In MPS documentation section 5.1 https://docs.nvidia.com/deploy/mps/index.html we see that to enable MPS, we set the GPU to EXCLUSIVE mode. On doing so, we see that kernels launched from the same user are launched on multiple SMs and run in parallel. When in default mode, they run in time slicing manner.
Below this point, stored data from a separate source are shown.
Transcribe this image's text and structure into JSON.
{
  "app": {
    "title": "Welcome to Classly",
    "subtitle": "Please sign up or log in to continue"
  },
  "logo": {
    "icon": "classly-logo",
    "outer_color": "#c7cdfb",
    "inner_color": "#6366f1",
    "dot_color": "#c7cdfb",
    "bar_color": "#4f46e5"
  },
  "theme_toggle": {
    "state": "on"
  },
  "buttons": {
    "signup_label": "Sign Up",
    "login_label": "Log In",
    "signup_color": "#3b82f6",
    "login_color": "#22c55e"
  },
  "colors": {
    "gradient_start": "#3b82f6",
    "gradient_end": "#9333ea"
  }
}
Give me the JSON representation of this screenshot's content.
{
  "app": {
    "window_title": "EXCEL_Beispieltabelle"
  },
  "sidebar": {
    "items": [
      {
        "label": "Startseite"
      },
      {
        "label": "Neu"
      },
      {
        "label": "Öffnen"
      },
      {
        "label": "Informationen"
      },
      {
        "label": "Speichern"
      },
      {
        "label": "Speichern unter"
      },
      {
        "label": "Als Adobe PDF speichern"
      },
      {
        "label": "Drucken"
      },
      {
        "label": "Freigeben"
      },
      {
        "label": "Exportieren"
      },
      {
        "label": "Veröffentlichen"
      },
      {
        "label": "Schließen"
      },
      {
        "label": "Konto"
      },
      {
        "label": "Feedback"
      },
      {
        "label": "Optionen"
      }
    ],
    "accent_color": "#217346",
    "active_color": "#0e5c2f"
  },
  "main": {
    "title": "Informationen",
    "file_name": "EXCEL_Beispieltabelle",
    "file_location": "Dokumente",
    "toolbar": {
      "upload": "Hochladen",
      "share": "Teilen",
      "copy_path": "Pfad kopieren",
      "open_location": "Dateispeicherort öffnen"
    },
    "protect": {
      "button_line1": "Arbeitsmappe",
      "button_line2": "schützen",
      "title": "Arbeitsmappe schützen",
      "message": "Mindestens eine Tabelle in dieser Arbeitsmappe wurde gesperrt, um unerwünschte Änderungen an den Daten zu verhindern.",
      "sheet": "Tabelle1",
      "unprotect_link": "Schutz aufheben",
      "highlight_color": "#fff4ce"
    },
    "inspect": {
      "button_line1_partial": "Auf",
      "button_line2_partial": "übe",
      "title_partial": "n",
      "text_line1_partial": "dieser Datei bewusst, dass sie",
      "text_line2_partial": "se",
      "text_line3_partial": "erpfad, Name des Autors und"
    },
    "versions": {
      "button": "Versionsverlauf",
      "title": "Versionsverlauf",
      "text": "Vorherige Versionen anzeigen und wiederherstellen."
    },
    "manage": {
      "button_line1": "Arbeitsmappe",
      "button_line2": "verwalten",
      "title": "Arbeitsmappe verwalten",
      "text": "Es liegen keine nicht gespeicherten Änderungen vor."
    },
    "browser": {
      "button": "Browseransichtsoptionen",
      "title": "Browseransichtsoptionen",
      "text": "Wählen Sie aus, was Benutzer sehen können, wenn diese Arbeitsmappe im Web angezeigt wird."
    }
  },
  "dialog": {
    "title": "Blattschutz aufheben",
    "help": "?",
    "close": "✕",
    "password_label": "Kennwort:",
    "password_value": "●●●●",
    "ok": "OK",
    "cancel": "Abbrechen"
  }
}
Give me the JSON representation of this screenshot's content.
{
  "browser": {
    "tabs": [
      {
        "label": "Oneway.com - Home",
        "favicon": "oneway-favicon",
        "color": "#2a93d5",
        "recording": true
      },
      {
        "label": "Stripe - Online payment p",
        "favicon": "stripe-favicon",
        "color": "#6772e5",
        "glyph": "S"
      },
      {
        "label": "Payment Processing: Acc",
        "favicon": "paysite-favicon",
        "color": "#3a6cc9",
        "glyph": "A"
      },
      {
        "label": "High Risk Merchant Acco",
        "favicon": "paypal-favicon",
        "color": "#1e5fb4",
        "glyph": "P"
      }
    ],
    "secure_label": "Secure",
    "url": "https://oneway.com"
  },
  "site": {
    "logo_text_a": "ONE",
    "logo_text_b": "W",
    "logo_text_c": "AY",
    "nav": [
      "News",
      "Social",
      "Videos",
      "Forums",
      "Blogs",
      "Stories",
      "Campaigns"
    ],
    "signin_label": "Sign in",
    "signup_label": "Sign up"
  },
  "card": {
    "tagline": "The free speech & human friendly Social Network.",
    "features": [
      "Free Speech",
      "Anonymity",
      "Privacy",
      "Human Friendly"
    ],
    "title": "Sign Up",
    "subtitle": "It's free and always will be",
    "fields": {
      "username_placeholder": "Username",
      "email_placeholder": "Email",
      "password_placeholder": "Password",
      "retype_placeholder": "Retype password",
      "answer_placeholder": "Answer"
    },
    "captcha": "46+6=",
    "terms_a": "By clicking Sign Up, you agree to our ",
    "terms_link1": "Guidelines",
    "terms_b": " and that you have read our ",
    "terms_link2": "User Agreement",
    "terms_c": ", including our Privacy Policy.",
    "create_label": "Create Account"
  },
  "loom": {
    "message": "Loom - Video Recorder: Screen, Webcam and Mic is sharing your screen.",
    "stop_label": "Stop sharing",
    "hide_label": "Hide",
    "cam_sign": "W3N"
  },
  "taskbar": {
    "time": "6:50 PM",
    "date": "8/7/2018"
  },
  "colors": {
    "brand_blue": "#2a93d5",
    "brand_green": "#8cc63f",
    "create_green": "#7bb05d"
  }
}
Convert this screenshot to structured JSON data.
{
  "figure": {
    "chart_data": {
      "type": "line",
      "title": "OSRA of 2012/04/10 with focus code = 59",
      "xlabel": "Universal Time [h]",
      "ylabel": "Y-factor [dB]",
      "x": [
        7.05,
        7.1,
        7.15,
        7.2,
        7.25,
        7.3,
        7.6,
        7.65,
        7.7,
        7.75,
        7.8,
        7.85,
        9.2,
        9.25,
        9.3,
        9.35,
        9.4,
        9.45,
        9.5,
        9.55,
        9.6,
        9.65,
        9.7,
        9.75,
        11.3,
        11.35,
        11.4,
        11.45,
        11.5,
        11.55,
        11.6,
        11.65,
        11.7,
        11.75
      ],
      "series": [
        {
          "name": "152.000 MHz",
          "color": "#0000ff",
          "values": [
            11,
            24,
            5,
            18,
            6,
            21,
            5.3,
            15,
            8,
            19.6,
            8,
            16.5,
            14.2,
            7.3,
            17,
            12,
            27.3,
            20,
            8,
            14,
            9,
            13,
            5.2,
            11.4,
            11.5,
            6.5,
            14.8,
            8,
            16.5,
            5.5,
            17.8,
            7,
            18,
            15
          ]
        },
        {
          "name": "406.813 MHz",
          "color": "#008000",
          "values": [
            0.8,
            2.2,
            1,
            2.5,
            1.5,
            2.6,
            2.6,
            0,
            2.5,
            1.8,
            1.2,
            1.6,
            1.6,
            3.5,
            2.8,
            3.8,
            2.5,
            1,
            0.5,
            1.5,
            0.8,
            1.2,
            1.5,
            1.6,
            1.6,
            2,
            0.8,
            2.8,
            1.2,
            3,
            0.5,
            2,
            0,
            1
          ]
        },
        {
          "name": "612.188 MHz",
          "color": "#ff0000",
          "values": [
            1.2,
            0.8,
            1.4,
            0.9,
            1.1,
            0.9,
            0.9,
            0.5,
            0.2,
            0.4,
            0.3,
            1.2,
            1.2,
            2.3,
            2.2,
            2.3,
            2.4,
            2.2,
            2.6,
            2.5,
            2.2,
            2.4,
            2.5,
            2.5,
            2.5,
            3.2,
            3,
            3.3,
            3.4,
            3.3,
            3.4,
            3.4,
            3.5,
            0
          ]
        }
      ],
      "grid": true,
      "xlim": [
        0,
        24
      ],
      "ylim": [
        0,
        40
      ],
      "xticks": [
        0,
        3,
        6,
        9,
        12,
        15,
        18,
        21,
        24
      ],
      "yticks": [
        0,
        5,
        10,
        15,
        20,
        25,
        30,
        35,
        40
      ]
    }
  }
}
When we try launching kernels from different users, one of the users kernels is not launched until other users’ kernel is over. Here is where my understanding regarding MPS as seen from Turing documentation is shaky. As Turing is similar to Volta https://www.nvidia.com/content/dam/en-zz/Solutions/design-visualization/technologies/turing-architecture/NVIDIA-Turing-Architecture-Whitepaper.pdf, I believed the statement ‘mps_clients’ means jobs launched from different users! But that is not the case. The jobs are run in a serialized manner. When MPS is disabled, the jobs are submitted, but as answered in another nvidia discussion, they are time shared. https://stackoverflow.com/questions/34709749/how-do-i-use-nvidia-multi-process-service-mps-to-run-multiple-non-mpi-cuda-app.
So in a sense, jobs from 2 different users cannot be run in parallel even if resources are available using MPS on Turing architecture. Multiple User jobs will be serialized?
Thanks in advance.